Tutorial 2 - Layout and Input

Compose rows/columns and collect user input with text_input.

Version: latest | Last updated: 2026-02-19

Tutorial 2 - Layout and Input

This step adds composition (column!, row!) and controlled input (text_input) so your app can gather user data.

# Use this when...

  • You are moving from buttons-only UI to forms.
  • You need layout composition and event wiring together.
  • You want a clean pattern for controlled text fields.

# Minimal example

rust
use iced::widget::{column, row, text, text_input};

let content = column![
    text("Todo"),
    row![text("Left"), text("Right")],
    text_input("What needs to be done?", &state.input)
        .on_input(Message::InputChanged)
        .on_submit(Message::CreateTask),
];

# How it works

text_input is controlled: your state owns the current string value. On each edit, Iced sends a message.
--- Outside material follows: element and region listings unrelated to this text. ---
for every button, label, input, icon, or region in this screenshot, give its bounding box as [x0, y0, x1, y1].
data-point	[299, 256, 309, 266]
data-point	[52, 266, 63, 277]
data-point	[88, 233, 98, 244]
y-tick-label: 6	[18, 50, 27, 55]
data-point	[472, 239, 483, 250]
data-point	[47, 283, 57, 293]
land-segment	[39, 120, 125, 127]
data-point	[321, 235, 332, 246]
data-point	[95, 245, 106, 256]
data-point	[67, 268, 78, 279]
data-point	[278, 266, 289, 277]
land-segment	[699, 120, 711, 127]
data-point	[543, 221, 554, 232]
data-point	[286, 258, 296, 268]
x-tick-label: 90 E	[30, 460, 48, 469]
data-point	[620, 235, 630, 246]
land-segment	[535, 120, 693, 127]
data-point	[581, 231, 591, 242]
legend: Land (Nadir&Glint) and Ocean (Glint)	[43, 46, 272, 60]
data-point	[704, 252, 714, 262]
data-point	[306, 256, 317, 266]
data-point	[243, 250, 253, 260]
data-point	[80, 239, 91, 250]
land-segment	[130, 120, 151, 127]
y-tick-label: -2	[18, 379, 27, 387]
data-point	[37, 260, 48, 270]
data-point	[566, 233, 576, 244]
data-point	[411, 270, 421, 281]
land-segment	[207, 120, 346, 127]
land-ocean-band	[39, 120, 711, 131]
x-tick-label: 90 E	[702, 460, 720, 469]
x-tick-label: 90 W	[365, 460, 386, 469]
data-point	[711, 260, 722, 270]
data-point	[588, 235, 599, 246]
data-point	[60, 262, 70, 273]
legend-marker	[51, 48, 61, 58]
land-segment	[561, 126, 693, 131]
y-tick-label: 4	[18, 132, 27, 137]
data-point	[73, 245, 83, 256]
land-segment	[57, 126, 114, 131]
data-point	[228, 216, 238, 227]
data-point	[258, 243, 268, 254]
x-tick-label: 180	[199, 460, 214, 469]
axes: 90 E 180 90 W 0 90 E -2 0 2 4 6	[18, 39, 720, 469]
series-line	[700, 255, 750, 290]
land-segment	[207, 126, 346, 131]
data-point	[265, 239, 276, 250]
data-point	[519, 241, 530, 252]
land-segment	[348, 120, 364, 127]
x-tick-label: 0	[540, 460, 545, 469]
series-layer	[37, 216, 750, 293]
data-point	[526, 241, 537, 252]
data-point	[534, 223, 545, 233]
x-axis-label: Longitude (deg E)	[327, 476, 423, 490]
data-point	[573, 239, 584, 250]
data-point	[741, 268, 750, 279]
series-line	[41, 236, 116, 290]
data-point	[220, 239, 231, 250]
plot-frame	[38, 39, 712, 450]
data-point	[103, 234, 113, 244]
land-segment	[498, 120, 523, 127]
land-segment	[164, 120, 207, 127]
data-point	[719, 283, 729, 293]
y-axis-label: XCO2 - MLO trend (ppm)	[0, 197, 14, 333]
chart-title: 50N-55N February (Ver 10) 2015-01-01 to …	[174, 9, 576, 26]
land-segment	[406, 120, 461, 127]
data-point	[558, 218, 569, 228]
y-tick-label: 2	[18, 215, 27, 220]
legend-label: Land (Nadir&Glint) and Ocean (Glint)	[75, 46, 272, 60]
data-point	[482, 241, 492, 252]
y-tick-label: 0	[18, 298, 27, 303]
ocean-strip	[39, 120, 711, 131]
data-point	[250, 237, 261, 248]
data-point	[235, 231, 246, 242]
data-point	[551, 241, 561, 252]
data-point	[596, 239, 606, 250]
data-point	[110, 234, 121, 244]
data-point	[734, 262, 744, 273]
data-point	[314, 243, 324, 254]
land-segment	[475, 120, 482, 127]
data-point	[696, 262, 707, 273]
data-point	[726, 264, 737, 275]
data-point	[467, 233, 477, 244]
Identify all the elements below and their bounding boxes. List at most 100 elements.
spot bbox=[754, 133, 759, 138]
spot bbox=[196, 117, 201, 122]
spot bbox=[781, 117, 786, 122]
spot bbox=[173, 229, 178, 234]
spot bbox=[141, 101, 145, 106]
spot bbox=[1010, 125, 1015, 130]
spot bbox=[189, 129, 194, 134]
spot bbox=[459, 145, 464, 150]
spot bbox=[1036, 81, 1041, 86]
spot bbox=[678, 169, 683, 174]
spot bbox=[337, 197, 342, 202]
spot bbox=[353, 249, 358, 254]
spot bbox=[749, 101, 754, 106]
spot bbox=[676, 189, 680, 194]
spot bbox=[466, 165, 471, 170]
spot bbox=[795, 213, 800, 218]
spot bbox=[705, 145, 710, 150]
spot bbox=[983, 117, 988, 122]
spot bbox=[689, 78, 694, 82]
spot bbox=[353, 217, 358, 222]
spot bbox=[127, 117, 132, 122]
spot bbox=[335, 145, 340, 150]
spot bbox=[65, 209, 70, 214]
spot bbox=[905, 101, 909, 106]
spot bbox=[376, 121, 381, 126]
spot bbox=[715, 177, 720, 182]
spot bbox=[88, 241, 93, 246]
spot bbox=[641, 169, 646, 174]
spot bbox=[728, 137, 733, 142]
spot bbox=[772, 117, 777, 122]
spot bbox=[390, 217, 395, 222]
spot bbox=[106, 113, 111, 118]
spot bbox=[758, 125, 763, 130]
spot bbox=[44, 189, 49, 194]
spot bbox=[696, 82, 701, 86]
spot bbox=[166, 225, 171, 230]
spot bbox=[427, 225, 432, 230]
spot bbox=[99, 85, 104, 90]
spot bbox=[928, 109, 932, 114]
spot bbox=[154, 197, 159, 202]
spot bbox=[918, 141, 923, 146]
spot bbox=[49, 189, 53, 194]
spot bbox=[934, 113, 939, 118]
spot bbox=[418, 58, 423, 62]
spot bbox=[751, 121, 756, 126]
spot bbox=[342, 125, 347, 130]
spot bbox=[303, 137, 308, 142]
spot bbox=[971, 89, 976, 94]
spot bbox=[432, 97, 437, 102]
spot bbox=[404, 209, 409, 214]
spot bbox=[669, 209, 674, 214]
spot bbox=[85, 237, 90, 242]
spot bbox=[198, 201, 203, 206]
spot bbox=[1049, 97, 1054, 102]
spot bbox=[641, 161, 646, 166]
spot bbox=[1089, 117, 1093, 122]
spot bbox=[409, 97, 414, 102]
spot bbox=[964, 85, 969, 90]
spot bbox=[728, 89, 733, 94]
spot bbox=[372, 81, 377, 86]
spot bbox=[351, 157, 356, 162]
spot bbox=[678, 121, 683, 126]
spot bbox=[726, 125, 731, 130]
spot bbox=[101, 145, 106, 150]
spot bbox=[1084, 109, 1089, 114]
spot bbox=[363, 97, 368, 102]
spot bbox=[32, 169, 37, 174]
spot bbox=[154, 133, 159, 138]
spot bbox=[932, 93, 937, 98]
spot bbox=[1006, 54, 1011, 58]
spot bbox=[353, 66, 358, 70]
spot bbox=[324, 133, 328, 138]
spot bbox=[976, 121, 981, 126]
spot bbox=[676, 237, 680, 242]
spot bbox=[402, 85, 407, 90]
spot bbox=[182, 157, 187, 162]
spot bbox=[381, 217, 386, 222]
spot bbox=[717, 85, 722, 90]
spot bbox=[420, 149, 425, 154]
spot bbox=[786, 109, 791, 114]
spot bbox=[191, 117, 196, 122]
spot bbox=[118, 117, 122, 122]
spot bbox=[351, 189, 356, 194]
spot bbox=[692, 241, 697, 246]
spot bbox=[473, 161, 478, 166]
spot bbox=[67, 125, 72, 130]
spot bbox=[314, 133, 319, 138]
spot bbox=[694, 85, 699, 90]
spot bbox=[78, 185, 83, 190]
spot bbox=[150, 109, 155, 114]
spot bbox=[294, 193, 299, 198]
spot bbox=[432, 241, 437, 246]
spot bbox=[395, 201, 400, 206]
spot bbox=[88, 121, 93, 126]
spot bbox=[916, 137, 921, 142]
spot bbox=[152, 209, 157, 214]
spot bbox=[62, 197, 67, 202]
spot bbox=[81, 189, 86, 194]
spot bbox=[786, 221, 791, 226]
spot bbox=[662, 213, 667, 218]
You store the new value in update, and view rerenders with the updated string.

# Common patterns

rust
fn update(state: &mut App, message: Message) {
    match message {
        Message::InputChanged(value) => state.input = value,
        Message::CreateTask => {
            if !state.input.is_empty() {
                state.tasks.push(state.input.clone());
                state.input.clear();
            }
        }
    }
}

# Gotchas / tips

  • Always feed text_input from state; avoid temporary local strings.
  • Validate and trim input in update, not in view.
  • Use row!/column! helpers early; they keep layout readable.